De cijfers hebben die betrekking op de periode van maandag 27 juli tot zondag 2 augustus.

In die week werd 88 procent van de nieuwe patiënten succesvol gecontacteerd. Zo’n 65 procent van hen kan door de contactonderzoekers binnen de 24 uur worden gecontacteerd, 75 procent binnen de 48 uur. De 12 procent die niet kon worden bereikt, zijn mensen die weigeren mee te werken, verkeerde personen (verkeerd nummer), negatief geteste personen die eigenlijk niet gebeld moesten worden, mensen die eerder al gebeld werden of mensen bij wie een telefoongesprek om nog andere redenen niet mogelijk of nuttig was.

Vlaams minister van Welzijn Wouter Beke (CD&V) wijst erop dat de snelheid en het bereik van de contactopsporing aanzienlijk verbeterd zijn. “Het zwakke punt”, zegt hij, “blijft echter dat slechts 62 procent van de patiënten contactpersonen doorgeeft.” Dat is 3 procentpunt minder dan de week voordien.

Sensibiliseren

Bij het agentschap Zorg & Gezondheid zegt woordvoerder Joris Moonens dat gecontacteerde indexpatiënten moeten beseffen dat het doorgeven van contactpersonen belangrijk is om verdere besmettingen te voorkomen. “Het al dan niet vermelden van contacten hangt in eerste instantie van de mensen zelf af. Er loopt een campagne, maar het is belangrijk om mensen te blijven sensibiliseren.”

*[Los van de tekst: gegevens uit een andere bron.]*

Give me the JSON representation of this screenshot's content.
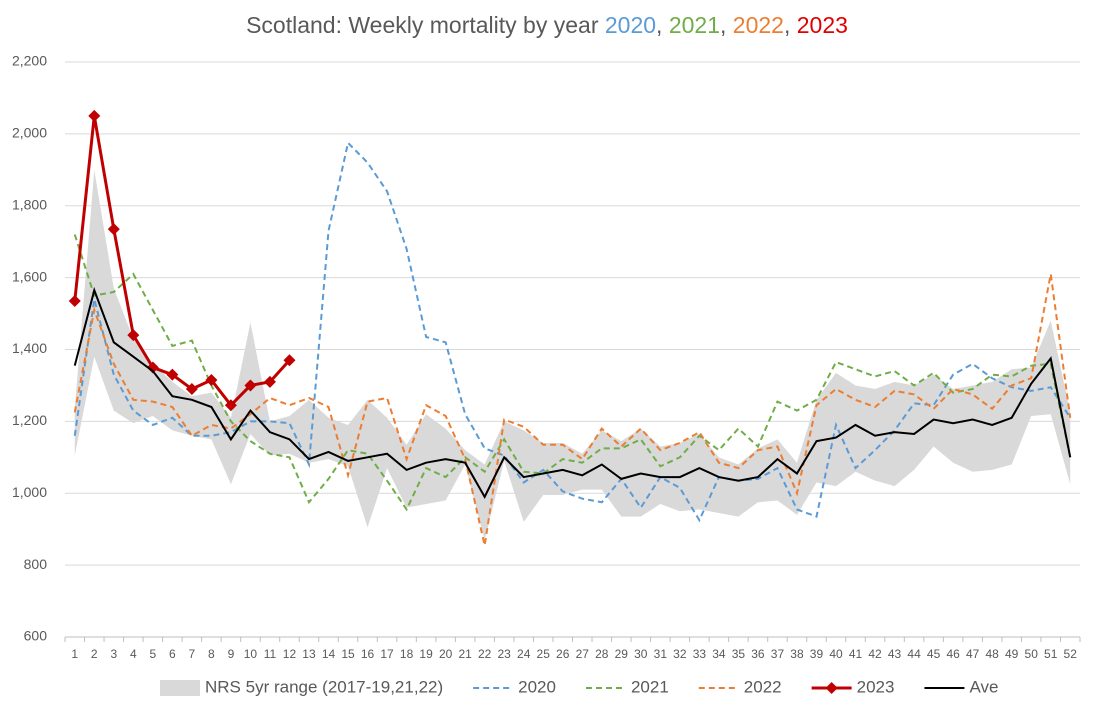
{
  "chart_data": {
    "type": "line",
    "title_parts": [
      {
        "text": "Scotland: Weekly mortality by year ",
        "color": "#595959"
      },
      {
        "text": "2020",
        "color": "#5b9bd5"
      },
      {
        "text": ", ",
        "color": "#595959"
      },
      {
        "text": "2021",
        "color": "#70ad47"
      },
      {
        "text": ", ",
        "color": "#595959"
      },
      {
        "text": "2022",
        "color": "#ed7d31"
      },
      {
        "text": ", ",
        "color": "#595959"
      },
      {
        "text": "2023",
        "color": "#e00000"
      }
    ],
    "categories": [
      "1",
      "2",
      "3",
      "4",
      "5",
      "6",
      "7",
      "8",
      "9",
      "10",
      "11",
      "12",
      "13",
      "14",
      "15",
      "16",
      "17",
      "18",
      "19",
      "20",
      "21",
      "22",
      "23",
      "24",
      "25",
      "26",
      "27",
      "28",
      "29",
      "30",
      "31",
      "32",
      "33",
      "34",
      "35",
      "36",
      "37",
      "38",
      "39",
      "40",
      "41",
      "42",
      "43",
      "44",
      "45",
      "46",
      "47",
      "48",
      "49",
      "50",
      "51",
      "52"
    ],
    "ylim": [
      600,
      2200
    ],
    "yticks": [
      600,
      800,
      {
        "value": 1000,
        "label": "1,000"
      },
      {
        "value": 1200,
        "label": "1,200"
      },
      {
        "value": 1400,
        "label": "1,400"
      },
      {
        "value": 1600,
        "label": "1,600"
      },
      {
        "value": 1800,
        "label": "1,800"
      },
      {
        "value": 2000,
        "label": "2,000"
      },
      {
        "value": 2200,
        "label": "2,200"
      }
    ],
    "grid": true,
    "legend": "bottom",
    "range": {
      "name": "NRS 5yr range (2017-19,21,22)",
      "color": "#d9d9d9",
      "low": [
        1105,
        1380,
        1230,
        1195,
        1215,
        1175,
        1160,
        1150,
        1025,
        1165,
        1105,
        1110,
        1085,
        1095,
        1075,
        905,
        1070,
        960,
        970,
        980,
        1080,
        870,
        1090,
        920,
        995,
        995,
        1010,
        1010,
        935,
        935,
        970,
        950,
        955,
        945,
        935,
        975,
        980,
        940,
        1030,
        1020,
        1060,
        1035,
        1020,
        1065,
        1130,
        1085,
        1060,
        1065,
        1080,
        1215,
        1220,
        1025
      ],
      "high": [
        1235,
        1900,
        1570,
        1430,
        1360,
        1310,
        1270,
        1280,
        1210,
        1475,
        1200,
        1215,
        1260,
        1210,
        1190,
        1260,
        1210,
        1135,
        1220,
        1180,
        1120,
        1080,
        1200,
        1175,
        1140,
        1140,
        1110,
        1175,
        1145,
        1180,
        1130,
        1140,
        1165,
        1100,
        1080,
        1125,
        1150,
        1085,
        1260,
        1335,
        1300,
        1290,
        1310,
        1300,
        1330,
        1290,
        1300,
        1310,
        1345,
        1350,
        1480,
        1225
      ]
    },
    "series": [
      {
        "name": "2020",
        "color": "#5b9bd5",
        "dash": true,
        "values": [
          1160,
          1540,
          1330,
          1230,
          1190,
          1210,
          1160,
          1160,
          1170,
          1200,
          1200,
          1195,
          1080,
          1730,
          1975,
          1920,
          1840,
          1680,
          1435,
          1420,
          1220,
          1125,
          1105,
          1030,
          1065,
          1005,
          985,
          975,
          1040,
          960,
          1045,
          1015,
          925,
          1045,
          1035,
          1040,
          1070,
          955,
          935,
          1190,
          1070,
          1120,
          1175,
          1250,
          1245,
          1330,
          1360,
          1320,
          1295,
          1285,
          1295,
          1210
        ]
      },
      {
        "name": "2021",
        "color": "#70ad47",
        "dash": true,
        "values": [
          1720,
          1550,
          1560,
          1610,
          1510,
          1410,
          1425,
          1300,
          1200,
          1145,
          1110,
          1100,
          975,
          1040,
          1120,
          1110,
          1035,
          955,
          1070,
          1045,
          1100,
          1060,
          1150,
          1060,
          1055,
          1095,
          1085,
          1125,
          1125,
          1150,
          1075,
          1100,
          1160,
          1120,
          1180,
          1130,
          1255,
          1230,
          1260,
          1365,
          1345,
          1325,
          1340,
          1300,
          1335,
          1280,
          1290,
          1330,
          1325,
          1355,
          1360,
          1100
        ]
      },
      {
        "name": "2022",
        "color": "#ed7d31",
        "dash": true,
        "values": [
          1225,
          1510,
          1360,
          1260,
          1255,
          1240,
          1160,
          1190,
          1180,
          1220,
          1265,
          1245,
          1265,
          1240,
          1050,
          1255,
          1265,
          1095,
          1245,
          1215,
          1095,
          855,
          1205,
          1185,
          1135,
          1135,
          1095,
          1180,
          1130,
          1180,
          1120,
          1140,
          1170,
          1085,
          1070,
          1120,
          1130,
          1000,
          1245,
          1290,
          1260,
          1240,
          1285,
          1275,
          1235,
          1290,
          1275,
          1235,
          1300,
          1320,
          1610,
          1210
        ]
      },
      {
        "name": "2023",
        "color": "#c00000",
        "marker": "diamond",
        "values": [
          1535,
          2050,
          1735,
          1440,
          1350,
          1330,
          1290,
          1315,
          1245,
          1300,
          1310,
          1370,
          null,
          null,
          null,
          null,
          null,
          null,
          null,
          null,
          null,
          null,
          null,
          null,
          null,
          null,
          null,
          null,
          null,
          null,
          null,
          null,
          null,
          null,
          null,
          null,
          null,
          null,
          null,
          null,
          null,
          null,
          null,
          null,
          null,
          null,
          null,
          null,
          null,
          null,
          null,
          null
        ]
      },
      {
        "name": "Ave",
        "color": "#000000",
        "values": [
          1355,
          1565,
          1420,
          1380,
          1340,
          1270,
          1260,
          1240,
          1150,
          1230,
          1170,
          1150,
          1095,
          1115,
          1090,
          1100,
          1110,
          1065,
          1085,
          1095,
          1085,
          990,
          1100,
          1045,
          1055,
          1065,
          1050,
          1080,
          1040,
          1055,
          1045,
          1045,
          1070,
          1045,
          1035,
          1045,
          1095,
          1055,
          1145,
          1155,
          1190,
          1160,
          1170,
          1165,
          1205,
          1195,
          1205,
          1190,
          1210,
          1305,
          1375,
          1100
        ]
      }
    ]
  }
}
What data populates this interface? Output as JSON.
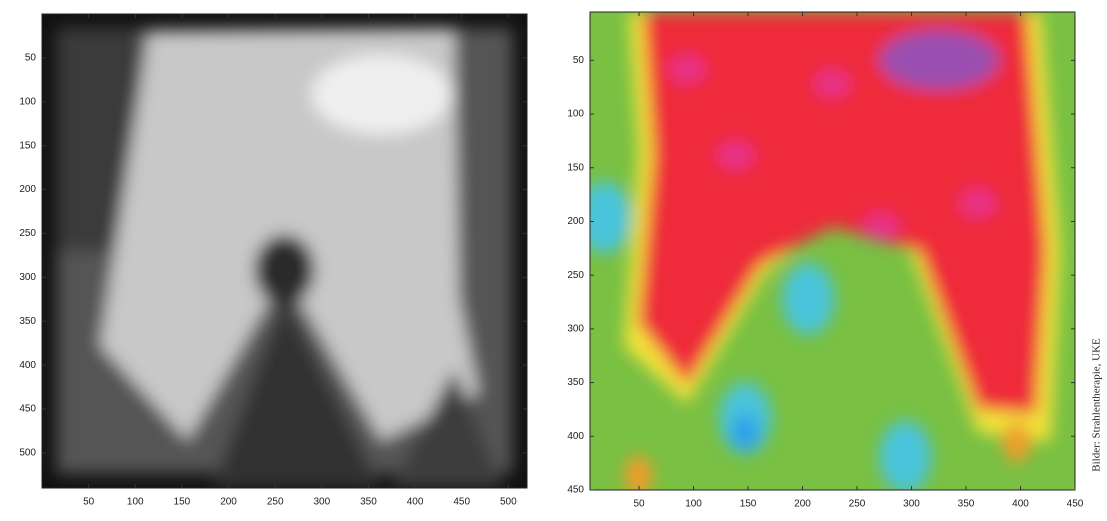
{
  "chart_data": [
    {
      "type": "heatmap",
      "colormap": "gray",
      "xlim": [
        0,
        520
      ],
      "ylim": [
        0,
        540
      ],
      "xticks": [
        50,
        100,
        150,
        200,
        250,
        300,
        350,
        400,
        450,
        500
      ],
      "yticks": [
        50,
        100,
        150,
        200,
        250,
        300,
        350,
        400,
        450,
        500
      ]
    },
    {
      "type": "heatmap",
      "colormap": "rainbow",
      "xlim": [
        5,
        450
      ],
      "ylim": [
        5,
        450
      ],
      "xticks": [
        50,
        100,
        150,
        200,
        250,
        300,
        350,
        400,
        450
      ],
      "yticks": [
        50,
        100,
        150,
        200,
        250,
        300,
        350,
        400,
        450
      ]
    }
  ],
  "credit": "Bilder: Strahlentherapie, UKE"
}
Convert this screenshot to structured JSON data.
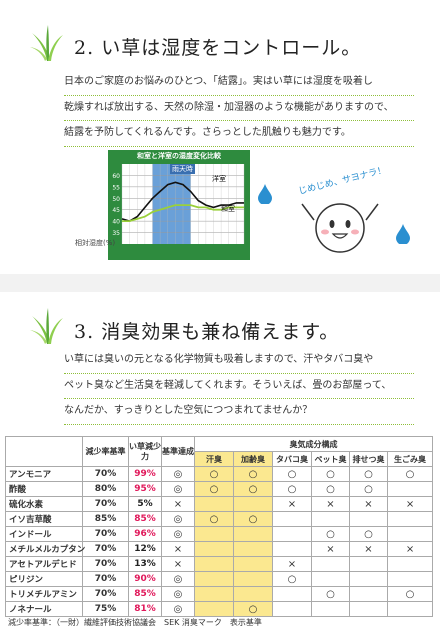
{
  "section1": {
    "number": "2.",
    "title": "い草は湿度をコントロール。",
    "lines": [
      "日本のご家庭のお悩みのひとつ、「結露」。実はい草には湿度を吸着し",
      "乾燥すれば放出する、天然の除湿・加湿器のような機能がありますので、",
      "結露を予防してくれるんです。さらっとした肌触りも魅力です。"
    ]
  },
  "chart": {
    "title": "和室と洋室の湿度変化比較",
    "band_label": "雨天時",
    "ylabel": "相対湿度(%)",
    "series_labels": [
      "洋室",
      "和室"
    ]
  },
  "chart_data": {
    "type": "line",
    "title": "和室と洋室の湿度変化比較",
    "ylabel": "相対湿度(%)",
    "ylim": [
      30,
      65
    ],
    "y_ticks": [
      35,
      40,
      45,
      50,
      55,
      60
    ],
    "x": [
      0,
      1,
      2,
      3,
      4,
      5,
      6,
      7,
      8,
      9,
      10,
      11,
      12,
      13,
      14,
      15,
      16
    ],
    "highlight": {
      "label": "雨天時",
      "from": 4,
      "to": 9
    },
    "series": [
      {
        "name": "洋室",
        "color": "#111111",
        "values": [
          41,
          40,
          42,
          46,
          50,
          53,
          56,
          57,
          56,
          53,
          49,
          47,
          46,
          47,
          47,
          48,
          48
        ]
      },
      {
        "name": "和室",
        "color": "#9ad03a",
        "values": [
          40,
          40,
          41,
          42,
          44,
          45,
          46,
          47,
          47,
          47,
          46,
          46,
          45,
          45,
          46,
          46,
          46
        ]
      }
    ]
  },
  "mascot": {
    "speech": "じめじめ、サヨナラ！"
  },
  "section2": {
    "number": "3.",
    "title": "消臭効果も兼ね備えます。",
    "lines": [
      "い草には臭いの元となる化学物質も吸着しますので、汗やタバコ臭や",
      "ペット臭など生活臭を軽減してくれます。そういえば、畳のお部屋って、",
      "なんだか、すっきりとした空気につつまれてませんか？"
    ]
  },
  "table": {
    "headers": {
      "rate": "減少率基準",
      "power": "い草減少力",
      "std": "基準達成",
      "group": "臭気成分構成",
      "cols": [
        "汗臭",
        "加齢臭",
        "タバコ臭",
        "ペット臭",
        "排せつ臭",
        "生ごみ臭"
      ]
    },
    "rows": [
      {
        "name": "アンモニア",
        "rate": "70%",
        "power": "99%",
        "std": "◎",
        "marks": [
          "○",
          "○",
          "○",
          "○",
          "○",
          "○"
        ]
      },
      {
        "name": "酢酸",
        "rate": "80%",
        "power": "95%",
        "std": "◎",
        "marks": [
          "○",
          "○",
          "○",
          "○",
          "○",
          ""
        ]
      },
      {
        "name": "硫化水素",
        "rate": "70%",
        "power": "5%",
        "std": "×",
        "marks": [
          "",
          "",
          "×",
          "×",
          "×",
          "×"
        ]
      },
      {
        "name": "イソ吉草酸",
        "rate": "85%",
        "power": "85%",
        "std": "◎",
        "marks": [
          "○",
          "○",
          "",
          "",
          "",
          ""
        ]
      },
      {
        "name": "インドール",
        "rate": "70%",
        "power": "96%",
        "std": "◎",
        "marks": [
          "",
          "",
          "",
          "○",
          "○",
          ""
        ]
      },
      {
        "name": "メチルメルカプタン",
        "rate": "70%",
        "power": "12%",
        "std": "×",
        "marks": [
          "",
          "",
          "",
          "×",
          "×",
          "×"
        ]
      },
      {
        "name": "アセトアルデヒド",
        "rate": "70%",
        "power": "13%",
        "std": "×",
        "marks": [
          "",
          "",
          "×",
          "",
          "",
          ""
        ]
      },
      {
        "name": "ピリジン",
        "rate": "70%",
        "power": "90%",
        "std": "◎",
        "marks": [
          "",
          "",
          "○",
          "",
          "",
          ""
        ]
      },
      {
        "name": "トリメチルアミン",
        "rate": "70%",
        "power": "85%",
        "std": "◎",
        "marks": [
          "",
          "",
          "",
          "○",
          "",
          "○"
        ]
      },
      {
        "name": "ノネナール",
        "rate": "75%",
        "power": "81%",
        "std": "◎",
        "marks": [
          "",
          "○",
          "",
          "",
          "",
          ""
        ]
      }
    ],
    "footnote": "減少率基準：（一財）繊維評価技術協議会　SEK 消臭マーク　表示基準"
  },
  "colors": {
    "accent_green": "#8fbf3a",
    "chart_green": "#2e8b3e",
    "chart_band": "#6aa0d8",
    "percent_pink": "#e0185a",
    "yellow": "#fbe890",
    "drop_blue": "#2a8fd0"
  }
}
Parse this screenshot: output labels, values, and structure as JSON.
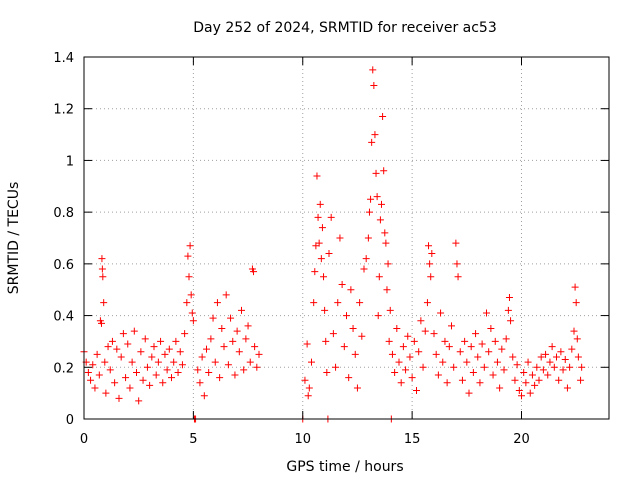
{
  "chart_data": {
    "type": "scatter",
    "title": "Day 252 of 2024, SRMTID for receiver ac53",
    "xlabel": "GPS time / hours",
    "ylabel": "SRMTID / TECUs",
    "xlim": [
      0,
      24
    ],
    "ylim": [
      0,
      1.4
    ],
    "xticks": [
      0,
      5,
      10,
      15,
      20
    ],
    "xtick_labels": [
      "0",
      "5",
      "10",
      "15",
      "20"
    ],
    "yticks": [
      0,
      0.2,
      0.4,
      0.6,
      0.8,
      1.0,
      1.2,
      1.4
    ],
    "ytick_labels": [
      "0",
      "0.2",
      "0.4",
      "0.6",
      "0.8",
      "1",
      "1.2",
      "1.4"
    ],
    "grid": true,
    "marker": "+",
    "marker_color": "#ff0000",
    "points": [
      [
        0.0,
        0.26
      ],
      [
        0.1,
        0.22
      ],
      [
        0.2,
        0.18
      ],
      [
        0.3,
        0.15
      ],
      [
        0.4,
        0.21
      ],
      [
        0.5,
        0.12
      ],
      [
        0.6,
        0.25
      ],
      [
        0.7,
        0.17
      ],
      [
        0.75,
        0.38
      ],
      [
        0.8,
        0.37
      ],
      [
        0.82,
        0.62
      ],
      [
        0.84,
        0.58
      ],
      [
        0.86,
        0.55
      ],
      [
        0.9,
        0.45
      ],
      [
        0.95,
        0.22
      ],
      [
        1.0,
        0.1
      ],
      [
        1.1,
        0.28
      ],
      [
        1.2,
        0.19
      ],
      [
        1.3,
        0.3
      ],
      [
        1.4,
        0.14
      ],
      [
        1.5,
        0.27
      ],
      [
        1.6,
        0.08
      ],
      [
        1.7,
        0.24
      ],
      [
        1.8,
        0.33
      ],
      [
        1.9,
        0.16
      ],
      [
        2.0,
        0.29
      ],
      [
        2.1,
        0.12
      ],
      [
        2.2,
        0.22
      ],
      [
        2.3,
        0.34
      ],
      [
        2.4,
        0.18
      ],
      [
        2.5,
        0.07
      ],
      [
        2.6,
        0.26
      ],
      [
        2.7,
        0.15
      ],
      [
        2.8,
        0.31
      ],
      [
        2.9,
        0.2
      ],
      [
        3.0,
        0.13
      ],
      [
        3.1,
        0.24
      ],
      [
        3.2,
        0.28
      ],
      [
        3.3,
        0.17
      ],
      [
        3.4,
        0.22
      ],
      [
        3.5,
        0.3
      ],
      [
        3.6,
        0.14
      ],
      [
        3.7,
        0.25
      ],
      [
        3.8,
        0.19
      ],
      [
        3.9,
        0.27
      ],
      [
        4.0,
        0.16
      ],
      [
        4.1,
        0.22
      ],
      [
        4.2,
        0.3
      ],
      [
        4.3,
        0.18
      ],
      [
        4.4,
        0.26
      ],
      [
        4.5,
        0.21
      ],
      [
        4.6,
        0.33
      ],
      [
        4.7,
        0.45
      ],
      [
        4.75,
        0.63
      ],
      [
        4.8,
        0.55
      ],
      [
        4.85,
        0.67
      ],
      [
        4.9,
        0.48
      ],
      [
        4.95,
        0.41
      ],
      [
        5.0,
        0.38
      ],
      [
        5.05,
        0.0
      ],
      [
        5.1,
        0.0
      ],
      [
        5.2,
        0.19
      ],
      [
        5.3,
        0.14
      ],
      [
        5.4,
        0.24
      ],
      [
        5.5,
        0.09
      ],
      [
        5.6,
        0.27
      ],
      [
        5.7,
        0.18
      ],
      [
        5.8,
        0.31
      ],
      [
        5.9,
        0.39
      ],
      [
        6.0,
        0.22
      ],
      [
        6.1,
        0.45
      ],
      [
        6.2,
        0.16
      ],
      [
        6.3,
        0.35
      ],
      [
        6.4,
        0.28
      ],
      [
        6.5,
        0.48
      ],
      [
        6.6,
        0.21
      ],
      [
        6.7,
        0.39
      ],
      [
        6.8,
        0.3
      ],
      [
        6.9,
        0.17
      ],
      [
        7.0,
        0.34
      ],
      [
        7.1,
        0.26
      ],
      [
        7.2,
        0.42
      ],
      [
        7.3,
        0.19
      ],
      [
        7.4,
        0.31
      ],
      [
        7.5,
        0.36
      ],
      [
        7.6,
        0.22
      ],
      [
        7.7,
        0.58
      ],
      [
        7.75,
        0.57
      ],
      [
        7.8,
        0.28
      ],
      [
        7.9,
        0.2
      ],
      [
        8.0,
        0.25
      ],
      [
        10.0,
        0.0
      ],
      [
        10.1,
        0.15
      ],
      [
        10.2,
        0.29
      ],
      [
        10.25,
        0.09
      ],
      [
        10.3,
        0.12
      ],
      [
        10.4,
        0.22
      ],
      [
        10.5,
        0.45
      ],
      [
        10.55,
        0.57
      ],
      [
        10.6,
        0.67
      ],
      [
        10.65,
        0.94
      ],
      [
        10.7,
        0.78
      ],
      [
        10.75,
        0.68
      ],
      [
        10.8,
        0.83
      ],
      [
        10.85,
        0.62
      ],
      [
        10.9,
        0.74
      ],
      [
        10.95,
        0.55
      ],
      [
        11.0,
        0.42
      ],
      [
        11.05,
        0.3
      ],
      [
        11.1,
        0.18
      ],
      [
        11.15,
        0.0
      ],
      [
        11.2,
        0.64
      ],
      [
        11.3,
        0.78
      ],
      [
        11.4,
        0.33
      ],
      [
        11.5,
        0.2
      ],
      [
        11.6,
        0.45
      ],
      [
        11.7,
        0.7
      ],
      [
        11.8,
        0.52
      ],
      [
        11.9,
        0.28
      ],
      [
        12.0,
        0.4
      ],
      [
        12.1,
        0.16
      ],
      [
        12.2,
        0.5
      ],
      [
        12.3,
        0.35
      ],
      [
        12.4,
        0.25
      ],
      [
        12.5,
        0.12
      ],
      [
        12.6,
        0.45
      ],
      [
        12.7,
        0.32
      ],
      [
        12.8,
        0.58
      ],
      [
        12.9,
        0.62
      ],
      [
        13.0,
        0.7
      ],
      [
        13.05,
        0.8
      ],
      [
        13.1,
        0.85
      ],
      [
        13.15,
        1.07
      ],
      [
        13.2,
        1.35
      ],
      [
        13.25,
        1.29
      ],
      [
        13.3,
        1.1
      ],
      [
        13.35,
        0.95
      ],
      [
        13.4,
        0.86
      ],
      [
        13.45,
        0.4
      ],
      [
        13.5,
        0.55
      ],
      [
        13.55,
        0.77
      ],
      [
        13.6,
        0.83
      ],
      [
        13.65,
        1.17
      ],
      [
        13.7,
        0.96
      ],
      [
        13.75,
        0.72
      ],
      [
        13.8,
        0.68
      ],
      [
        13.85,
        0.5
      ],
      [
        13.9,
        0.6
      ],
      [
        13.95,
        0.3
      ],
      [
        14.0,
        0.42
      ],
      [
        14.05,
        0.0
      ],
      [
        14.1,
        0.25
      ],
      [
        14.2,
        0.18
      ],
      [
        14.3,
        0.35
      ],
      [
        14.4,
        0.22
      ],
      [
        14.5,
        0.14
      ],
      [
        14.6,
        0.28
      ],
      [
        14.7,
        0.19
      ],
      [
        14.8,
        0.32
      ],
      [
        14.9,
        0.24
      ],
      [
        15.0,
        0.16
      ],
      [
        15.1,
        0.3
      ],
      [
        15.2,
        0.11
      ],
      [
        15.3,
        0.26
      ],
      [
        15.4,
        0.38
      ],
      [
        15.5,
        0.2
      ],
      [
        15.6,
        0.34
      ],
      [
        15.7,
        0.45
      ],
      [
        15.75,
        0.67
      ],
      [
        15.8,
        0.6
      ],
      [
        15.85,
        0.55
      ],
      [
        15.9,
        0.64
      ],
      [
        16.0,
        0.33
      ],
      [
        16.1,
        0.25
      ],
      [
        16.2,
        0.17
      ],
      [
        16.3,
        0.41
      ],
      [
        16.4,
        0.22
      ],
      [
        16.5,
        0.3
      ],
      [
        16.6,
        0.14
      ],
      [
        16.7,
        0.28
      ],
      [
        16.8,
        0.36
      ],
      [
        16.9,
        0.2
      ],
      [
        17.0,
        0.68
      ],
      [
        17.05,
        0.6
      ],
      [
        17.1,
        0.55
      ],
      [
        17.2,
        0.26
      ],
      [
        17.3,
        0.15
      ],
      [
        17.4,
        0.3
      ],
      [
        17.5,
        0.22
      ],
      [
        17.6,
        0.1
      ],
      [
        17.7,
        0.28
      ],
      [
        17.8,
        0.18
      ],
      [
        17.9,
        0.33
      ],
      [
        18.0,
        0.24
      ],
      [
        18.1,
        0.14
      ],
      [
        18.2,
        0.29
      ],
      [
        18.3,
        0.2
      ],
      [
        18.4,
        0.41
      ],
      [
        18.5,
        0.26
      ],
      [
        18.6,
        0.35
      ],
      [
        18.7,
        0.17
      ],
      [
        18.8,
        0.3
      ],
      [
        18.9,
        0.22
      ],
      [
        19.0,
        0.12
      ],
      [
        19.1,
        0.27
      ],
      [
        19.2,
        0.19
      ],
      [
        19.3,
        0.31
      ],
      [
        19.4,
        0.42
      ],
      [
        19.45,
        0.47
      ],
      [
        19.5,
        0.38
      ],
      [
        19.6,
        0.24
      ],
      [
        19.7,
        0.15
      ],
      [
        19.8,
        0.21
      ],
      [
        19.9,
        0.11
      ],
      [
        20.0,
        0.09
      ],
      [
        20.1,
        0.18
      ],
      [
        20.2,
        0.14
      ],
      [
        20.3,
        0.22
      ],
      [
        20.4,
        0.1
      ],
      [
        20.5,
        0.17
      ],
      [
        20.6,
        0.13
      ],
      [
        20.7,
        0.2
      ],
      [
        20.8,
        0.15
      ],
      [
        20.9,
        0.24
      ],
      [
        21.0,
        0.19
      ],
      [
        21.1,
        0.25
      ],
      [
        21.2,
        0.17
      ],
      [
        21.3,
        0.22
      ],
      [
        21.4,
        0.28
      ],
      [
        21.5,
        0.2
      ],
      [
        21.6,
        0.24
      ],
      [
        21.7,
        0.15
      ],
      [
        21.8,
        0.26
      ],
      [
        21.9,
        0.19
      ],
      [
        22.0,
        0.23
      ],
      [
        22.1,
        0.12
      ],
      [
        22.2,
        0.2
      ],
      [
        22.3,
        0.27
      ],
      [
        22.4,
        0.34
      ],
      [
        22.45,
        0.51
      ],
      [
        22.5,
        0.45
      ],
      [
        22.55,
        0.31
      ],
      [
        22.6,
        0.24
      ],
      [
        22.7,
        0.15
      ],
      [
        22.75,
        0.2
      ]
    ]
  }
}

De contactopspoorders zelf vragen door. “Van hen kunnen we niet meer vragen”, zegt Moonens. “Maar de lokale initiatieven kunnen een grote meerwaarde betekenen, als zij zich richten op ‘moeilijke’ patiënten. Dat kunnen dan bijvoorbeeld anderstaligen zijn, of mensen die geen toegang hebben tot de juiste informatie. Op lokaal niveau kunnen mensen ook worden voorbereid op het contactonderzoek.”